MS is an immune-inflammatory disease of the CNS, which usually involves the optic nerve, brain, and spinal cord, and its pathological basis is axonal inflammatory demyelination. It is characterized by a unique oligoclonal band, IL-1β, in CSF (Stangel et al. 2013). Promoting inflammatory factors that can cross the blood–brain barrier are discovered in the CSF of the patients with COVID-19, such as IL-1β, IL-2, IL-4, IL-6, IL-8, IL-10, TNF-α, and IFN-γ. They can affect macrophages, microglia, and astrocytes and mediate major cells of CNS innate immunity leading to cytokine storm (Desforges et al. 2019; Han et al. 2020). The past articles about the pathogenesis of MS show that cytokines like IL-1β, IL-6, and IL-10 are also involved in the pathophysiology of MS.

The nod-like receptor (NLR) pathway is responsible for detecting various pathogens and producing an innate immune response, driving the activation of NFkB and MAPK, cytokine production and apoptosis. In addition, NLR of some pattern recognition receptors, such as NLRP1 and NLRP3, oligomerize to form multiprotein complexes, resulting in the activation of Caspase-1 (Zhao et al. 2020), and then the emergence of IL-1B and IL-18 inflammatory factors induced cell death. In MS, the NLRP 3 inflammasome is significantly involved in the chronic inflammation caused by microglia, thus leading to neurodegeneration. Inflammasomes may affect IL-1B and IFN-1 to promote MS progression (Guarda et al. 2011; Malhotra et al. 2020), and gain-of-function variants in the NLRP3 gene have been associated with the severity and progression of MS (Soares et al. 2019). In the COVID-19-related reports, NLRP3 inflammasomes overactivated in cytokine storms (Rodrigues et al., 2021; Ratajczak et al. 2021). Both the above results and our bioinformatics analysis demonstrate that the NLR signaling pathway may be an important intersection between COVID-19 and MS and may provide new ideas and potential targets for treating COVID-19-related MS and prevention of MS recurrence in patients with COVID-19.

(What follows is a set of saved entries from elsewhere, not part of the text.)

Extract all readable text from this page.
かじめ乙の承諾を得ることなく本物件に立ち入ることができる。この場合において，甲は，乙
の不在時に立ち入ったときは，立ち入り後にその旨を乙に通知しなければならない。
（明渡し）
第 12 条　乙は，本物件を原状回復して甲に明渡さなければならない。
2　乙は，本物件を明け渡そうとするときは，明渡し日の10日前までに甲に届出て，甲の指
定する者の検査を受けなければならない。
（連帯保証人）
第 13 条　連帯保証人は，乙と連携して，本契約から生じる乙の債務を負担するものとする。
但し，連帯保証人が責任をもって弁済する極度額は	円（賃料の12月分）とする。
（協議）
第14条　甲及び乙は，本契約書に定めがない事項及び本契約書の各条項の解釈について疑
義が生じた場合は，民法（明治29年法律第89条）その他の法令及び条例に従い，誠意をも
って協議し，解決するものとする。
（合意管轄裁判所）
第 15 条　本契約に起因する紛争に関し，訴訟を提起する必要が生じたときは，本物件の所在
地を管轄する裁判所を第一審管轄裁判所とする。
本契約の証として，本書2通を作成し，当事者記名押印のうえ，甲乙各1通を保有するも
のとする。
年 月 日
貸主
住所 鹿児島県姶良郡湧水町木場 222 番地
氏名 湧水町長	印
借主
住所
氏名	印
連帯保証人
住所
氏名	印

There are still some limitations in our study, for instance, the most important one of which is the genes and pathways we found need proving in animal models related to COVID-19 and MS. The pathogenesis of COVID-19-related MS, for example, can be proved in the COVID-19 mouse model with experimental autoimmune neuritis (EAN). The animal model improvement is observed through treating to intervene in the production of NLRP3 inflammation, which may provide a new direction for the treatment of COVID-19-related MS.

Conclusion

We analyze the COVID-19 and MS-related genes, PPI and KEGG in this research, and the NLR signaling pathway is considered as a key pathway for COVID-19-related MS. Once again, we verify the NLR signaling pathway participated in two diseases through the transcription group analysis of PBMC. We lastly clarify that the NLR signaling pathway plays a key role in COVID-19-associated MS in our study.